Having their own grid has some serious downsides as they found out last February but the upside is that they get to run things so that their installed base of renewable power is larger than the backlog of projects waiting for approval which is the case most of the country is in.


Moving quickly to renewable energy with only a few downsides sounds like a great tradeoff. Especially if they're downsides that consumers can work around.


I seem to remember that you can’t even pump hydrogen through existing natural gas infrastructure because the smaller hydrogen molecules are more prone to leaking. I would imagine the equipment at a plant has a similar problem and combine that with lower efficiency from burning a fuel that the plant wasn’t designed for, and the abysmal efficiency from converting electric energy to hydrogen and it seems like pure snake oil.

Edit: the problem I am remembering is that hydrogen actually degrades the metals used in pipelines (https://www.hollandsentinel.com/story/opinion/columns/2021/0...) so I don’t see how any of this infrastructure is useful at all for hydrogen.


Not to mention ignited hydrogen leaks being invisible in daylight!

You can walk right into one if you are not careful - which is why you might see people walking with brooms in front of them around hydrogen equipment. :)


Coal gas contained significant amounts of molecular hydrogen (~50% or so) and it had been used for decades. What magic did those people know back then?


Pumped hydro has been viable for energy storage for decades and decades, running 70-80% efficiency. It's more efficient than most alternatives, to include compressed air, but it can't be dispatched quite as quickly.

The real problem is the fact that environmentalists tend to hate dams, especially large hydro projects, so there's a major political battle on top of finding funding for these kinds of capital-intensive projects.


Even if we could build dams with no worry about the environment, it wouldn't help. There are not many places left to build them, and a lot more would be needed.

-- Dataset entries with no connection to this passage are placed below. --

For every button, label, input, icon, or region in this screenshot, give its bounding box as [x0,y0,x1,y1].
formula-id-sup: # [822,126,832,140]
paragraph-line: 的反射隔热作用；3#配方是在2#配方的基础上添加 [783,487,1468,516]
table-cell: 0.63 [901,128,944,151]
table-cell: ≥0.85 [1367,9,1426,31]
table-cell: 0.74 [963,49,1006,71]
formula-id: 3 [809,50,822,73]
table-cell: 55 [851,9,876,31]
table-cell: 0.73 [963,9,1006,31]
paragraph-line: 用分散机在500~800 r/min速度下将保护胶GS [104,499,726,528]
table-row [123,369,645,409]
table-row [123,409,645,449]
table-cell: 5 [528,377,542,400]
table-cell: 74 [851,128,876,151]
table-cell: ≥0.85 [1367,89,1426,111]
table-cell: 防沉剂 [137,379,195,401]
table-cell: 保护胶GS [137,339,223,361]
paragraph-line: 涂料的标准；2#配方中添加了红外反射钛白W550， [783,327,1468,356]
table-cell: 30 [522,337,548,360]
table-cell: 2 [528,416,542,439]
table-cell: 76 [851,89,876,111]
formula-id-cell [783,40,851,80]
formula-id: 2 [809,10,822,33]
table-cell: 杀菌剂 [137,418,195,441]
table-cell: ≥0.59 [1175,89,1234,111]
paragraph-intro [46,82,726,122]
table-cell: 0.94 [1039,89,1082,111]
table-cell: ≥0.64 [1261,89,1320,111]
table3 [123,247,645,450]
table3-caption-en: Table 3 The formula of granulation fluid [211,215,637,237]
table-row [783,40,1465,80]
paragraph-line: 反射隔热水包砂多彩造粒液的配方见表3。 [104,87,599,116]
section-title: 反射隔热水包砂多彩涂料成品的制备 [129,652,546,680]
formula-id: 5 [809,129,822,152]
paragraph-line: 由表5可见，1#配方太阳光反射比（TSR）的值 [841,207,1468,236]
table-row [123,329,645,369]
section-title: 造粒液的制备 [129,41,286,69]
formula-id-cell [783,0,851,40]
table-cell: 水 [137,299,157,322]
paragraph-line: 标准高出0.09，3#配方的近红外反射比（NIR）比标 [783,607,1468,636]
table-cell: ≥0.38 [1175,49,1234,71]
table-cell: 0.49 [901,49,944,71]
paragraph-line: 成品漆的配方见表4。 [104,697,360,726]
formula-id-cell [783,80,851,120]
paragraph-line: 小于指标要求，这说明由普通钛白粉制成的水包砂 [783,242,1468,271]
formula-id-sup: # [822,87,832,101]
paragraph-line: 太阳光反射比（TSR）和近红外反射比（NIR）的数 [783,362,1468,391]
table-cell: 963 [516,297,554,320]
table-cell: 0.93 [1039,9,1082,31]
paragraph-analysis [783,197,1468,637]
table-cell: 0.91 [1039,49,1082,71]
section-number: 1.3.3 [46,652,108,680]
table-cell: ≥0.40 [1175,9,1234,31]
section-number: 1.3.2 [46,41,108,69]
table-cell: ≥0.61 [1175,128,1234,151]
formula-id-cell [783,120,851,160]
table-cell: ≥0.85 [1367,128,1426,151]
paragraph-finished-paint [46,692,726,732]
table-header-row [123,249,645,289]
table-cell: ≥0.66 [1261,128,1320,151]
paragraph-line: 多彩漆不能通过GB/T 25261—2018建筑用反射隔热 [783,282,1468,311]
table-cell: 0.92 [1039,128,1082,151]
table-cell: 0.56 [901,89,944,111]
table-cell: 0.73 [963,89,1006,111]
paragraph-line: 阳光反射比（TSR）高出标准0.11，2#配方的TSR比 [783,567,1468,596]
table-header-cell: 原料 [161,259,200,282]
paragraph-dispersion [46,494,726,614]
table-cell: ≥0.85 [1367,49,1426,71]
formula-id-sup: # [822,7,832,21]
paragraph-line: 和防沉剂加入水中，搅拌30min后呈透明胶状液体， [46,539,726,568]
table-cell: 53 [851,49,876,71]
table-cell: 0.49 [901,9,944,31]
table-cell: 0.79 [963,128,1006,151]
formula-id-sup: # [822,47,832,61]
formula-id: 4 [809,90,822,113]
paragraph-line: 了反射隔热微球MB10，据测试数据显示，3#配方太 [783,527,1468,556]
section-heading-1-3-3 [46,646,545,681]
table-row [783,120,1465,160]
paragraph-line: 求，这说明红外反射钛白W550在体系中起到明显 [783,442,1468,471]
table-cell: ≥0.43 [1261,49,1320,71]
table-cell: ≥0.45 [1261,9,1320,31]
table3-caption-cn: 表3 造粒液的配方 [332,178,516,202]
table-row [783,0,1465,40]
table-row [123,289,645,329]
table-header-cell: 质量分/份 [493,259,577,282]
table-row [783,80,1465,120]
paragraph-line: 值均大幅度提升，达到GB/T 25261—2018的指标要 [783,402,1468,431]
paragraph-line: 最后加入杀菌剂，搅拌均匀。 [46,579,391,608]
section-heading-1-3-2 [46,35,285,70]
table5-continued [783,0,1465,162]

Sure use them where we have them, but they are not a something we can grow.


> There are not many places left to build them

...unless you go radical? https://www.anu.edu.au/news/all-news/anu-finds-530000-potent...


Pumped hydro can be built off rivers. The opportunities for that are vast.


Not at the scale needed.


Incorrect. There are some geographic restrictions, but on a global scale the potential off river pumped hydro resource is enormous.